« Un
café, un soir… Il n’y rien d’autre à décrire. Aucune histoire louche à pétrir.
La fin d’un parcours ordinaire se prépare, un point c’est tout ». Et
pourtant.
C’est imminent : Rousseau, ancien
marin et présentement cavetier du bar portant son nom, va passer l’arme à
gauche. Dans son vieux lit en fer qui a déjà hébergé des mourants, il ne va pas
tarder à éteindre sa dernière bougie. Il n’en faut pas plus pour attirer au
chevet du malade dernier degré l’abbé Inizan, toujours prêt à offrir l’extrême
onction et accessoirement rappeler à ses fidèles ouailles la parole, la
présence et le pouvoir du Bon Dieu. Rousseau délire sur sa couche, revoit les
moments passés, du lointain passé, celui d’un monde révolu, par exemple lorsqu’il
a connu dans divers ports du globe le poète grec Nikos KAVVADIAS. « Ah, le sacré tohu-bohu des souvenirs ! ».
L’action se déroule en Bretagne. Bien sûr.

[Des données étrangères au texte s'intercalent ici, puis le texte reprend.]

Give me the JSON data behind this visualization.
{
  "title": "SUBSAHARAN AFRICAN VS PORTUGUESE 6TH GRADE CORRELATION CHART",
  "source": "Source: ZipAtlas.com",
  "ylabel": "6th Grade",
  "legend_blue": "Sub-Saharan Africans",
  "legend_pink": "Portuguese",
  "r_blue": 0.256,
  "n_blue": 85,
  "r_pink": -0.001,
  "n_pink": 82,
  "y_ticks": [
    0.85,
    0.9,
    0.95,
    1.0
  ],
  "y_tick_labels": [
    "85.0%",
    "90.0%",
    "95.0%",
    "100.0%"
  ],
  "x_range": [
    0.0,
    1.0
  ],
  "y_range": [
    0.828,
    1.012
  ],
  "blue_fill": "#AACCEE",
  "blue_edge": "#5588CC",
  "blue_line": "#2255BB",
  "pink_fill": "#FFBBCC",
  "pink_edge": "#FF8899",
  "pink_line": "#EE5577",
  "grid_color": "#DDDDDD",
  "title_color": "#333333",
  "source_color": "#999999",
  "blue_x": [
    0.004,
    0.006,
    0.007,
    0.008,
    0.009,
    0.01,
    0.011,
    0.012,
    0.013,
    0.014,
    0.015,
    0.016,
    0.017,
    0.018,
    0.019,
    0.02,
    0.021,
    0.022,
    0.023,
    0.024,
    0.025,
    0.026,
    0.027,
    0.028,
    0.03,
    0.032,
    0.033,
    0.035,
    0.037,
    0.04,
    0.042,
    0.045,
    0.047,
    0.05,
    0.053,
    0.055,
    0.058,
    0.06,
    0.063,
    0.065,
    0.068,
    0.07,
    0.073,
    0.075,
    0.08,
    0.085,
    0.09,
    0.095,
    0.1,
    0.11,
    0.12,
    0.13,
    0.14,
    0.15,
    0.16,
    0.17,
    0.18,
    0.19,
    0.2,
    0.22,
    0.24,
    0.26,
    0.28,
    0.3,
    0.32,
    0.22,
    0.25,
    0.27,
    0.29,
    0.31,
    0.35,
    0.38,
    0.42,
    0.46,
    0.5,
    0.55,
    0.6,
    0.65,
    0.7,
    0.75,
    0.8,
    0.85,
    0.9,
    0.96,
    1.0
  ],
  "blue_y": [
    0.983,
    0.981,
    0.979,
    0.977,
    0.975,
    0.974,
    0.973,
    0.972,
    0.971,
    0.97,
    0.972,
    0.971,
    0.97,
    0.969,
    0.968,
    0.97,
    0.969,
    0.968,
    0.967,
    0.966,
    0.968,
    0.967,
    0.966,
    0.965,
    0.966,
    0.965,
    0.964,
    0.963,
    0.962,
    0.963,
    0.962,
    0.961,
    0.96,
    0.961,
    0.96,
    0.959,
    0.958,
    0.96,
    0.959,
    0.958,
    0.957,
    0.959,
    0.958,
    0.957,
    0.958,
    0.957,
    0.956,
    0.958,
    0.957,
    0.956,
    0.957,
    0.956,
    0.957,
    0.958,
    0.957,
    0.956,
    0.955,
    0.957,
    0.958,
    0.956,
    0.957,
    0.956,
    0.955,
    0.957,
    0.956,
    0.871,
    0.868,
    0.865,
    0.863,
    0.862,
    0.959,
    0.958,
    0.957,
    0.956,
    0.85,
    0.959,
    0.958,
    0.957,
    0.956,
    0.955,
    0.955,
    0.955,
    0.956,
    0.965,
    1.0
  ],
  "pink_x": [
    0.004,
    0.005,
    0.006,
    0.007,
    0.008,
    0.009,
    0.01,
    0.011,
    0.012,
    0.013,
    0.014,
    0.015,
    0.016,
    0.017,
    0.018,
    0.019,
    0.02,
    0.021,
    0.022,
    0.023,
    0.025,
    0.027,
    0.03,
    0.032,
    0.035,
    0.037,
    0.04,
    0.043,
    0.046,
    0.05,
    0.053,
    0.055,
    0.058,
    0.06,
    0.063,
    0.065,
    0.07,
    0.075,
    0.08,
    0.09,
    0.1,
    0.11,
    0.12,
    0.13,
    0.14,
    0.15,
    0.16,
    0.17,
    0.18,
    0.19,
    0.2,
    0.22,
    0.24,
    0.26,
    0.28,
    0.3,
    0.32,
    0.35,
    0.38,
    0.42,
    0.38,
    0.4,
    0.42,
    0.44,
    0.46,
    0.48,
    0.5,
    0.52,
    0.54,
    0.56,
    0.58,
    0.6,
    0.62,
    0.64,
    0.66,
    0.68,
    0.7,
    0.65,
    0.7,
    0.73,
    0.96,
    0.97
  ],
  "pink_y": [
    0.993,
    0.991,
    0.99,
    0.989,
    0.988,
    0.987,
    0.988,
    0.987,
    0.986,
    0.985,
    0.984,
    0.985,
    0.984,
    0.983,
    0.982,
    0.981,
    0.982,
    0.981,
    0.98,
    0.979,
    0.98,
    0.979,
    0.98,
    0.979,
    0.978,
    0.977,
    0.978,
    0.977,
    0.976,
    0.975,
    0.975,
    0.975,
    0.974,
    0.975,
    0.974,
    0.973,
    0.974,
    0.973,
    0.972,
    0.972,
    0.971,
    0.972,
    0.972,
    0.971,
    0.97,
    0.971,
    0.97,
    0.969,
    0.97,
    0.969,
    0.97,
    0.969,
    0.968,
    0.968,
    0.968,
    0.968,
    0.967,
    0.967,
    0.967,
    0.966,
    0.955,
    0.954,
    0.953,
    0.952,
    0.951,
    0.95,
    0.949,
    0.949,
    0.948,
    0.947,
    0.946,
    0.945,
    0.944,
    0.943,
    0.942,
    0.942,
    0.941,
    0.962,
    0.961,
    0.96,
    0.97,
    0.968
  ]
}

Plus précisément du côté de Gwin-Zégal, tout près de la falaise du Goëlo. Il
s’y passe de drôles de trucs : les ivrognes, les fumeurs invétérés, les
fous, les exhibitionnistes, Hubert l’idiot du village, le fossoyeur qui intègre
des souvenirs marquants des défunts dans leur cercueil, le prêtre lubrique, la
position de la bête à deux dos derrière les buissons, les camionneurs
frappadingues, tout ce petit monde disparate cohabite tant bien que mal dans ce
bled gonflé de souvenirs : les suicidés, les péris en mer, les assassinés,
les trépassés locaux de 1916 du côté du chemin des dames.
Et puis l’action en direct : Nid’pie
qui emplafonne sa 4L dans un panneau téléphonique, fin de partie. Rousseau qui
n’en finit plus de mourir, de délirer, Inizan qui n’en finit plus d’espérer,
lui le curé qui aime tant se défroquer. Rousseau qui semble s’habituer à sa
maladie, celle qui ronge son foie : « Entre lui et la maladie, on pressent d’emblée que mille et mille
habitudes ont été prises. Des liens se sont tissés… Elle insiste, elle
quémande. Elle veut tenir ses quarts de veille… Dans le huis clos de la
mansarde tous deux doivent se chuchoter de drôles d’histoires, des drames à
becs d’oiseaux, des tranches d’amour se figeant en torgnoles d’iode et des
tendresses brutales qui tombent de la falaise avec de beaux cernes de cendres
couvrant jusqu’aux aurores… ».
Le docteur est formel « Le cœur s’accroche à la barre, mais il
connaît des émois de vieux célibataire en rupture d’abstinence ».
Alors le curé fait reluire tous les ustensiles utiles à une cérémonie de
caractère.
Il y a du BRASSENS dans ce court roman de
2000 sorti chez la Digitale, on croit reconnaître quelques silhouettes
échappées de lignes du grand Georges qui seraient venues se perdre au pied du
Goëlo pour enterrer Rousseau. L’humour, très présent, noir, rappelle aussi
celui de BRASSENS, la langue plus verte que d’habitude mais toujours aussi
envoûtante. Les petites gens, leurs descriptions, les anecdotes cocasses, la
mort qui se fiche de nous, nous qui nous fichons de la mort, « Café
Rousseau » est de ces farces morbides qui rient de la faucheuse, qui lui
lancent des pieds de nez comme pour la repousser une dernière fois. Ce livre a
obtenu en son temps – 2001 – le prix du roman de la ville de Carhaix. Il est
aussi court qu’il est hardi. JOSSE est particulièrement à l’aise et talentueux
dans ce format, il virevolte et emploie les mots, les images adéquates qui
atteignent le centre de sa cible. Petit joyau dont vous devrez vous munir si
vous avez la chance de le trouver un jour à acheter voire à emprunter.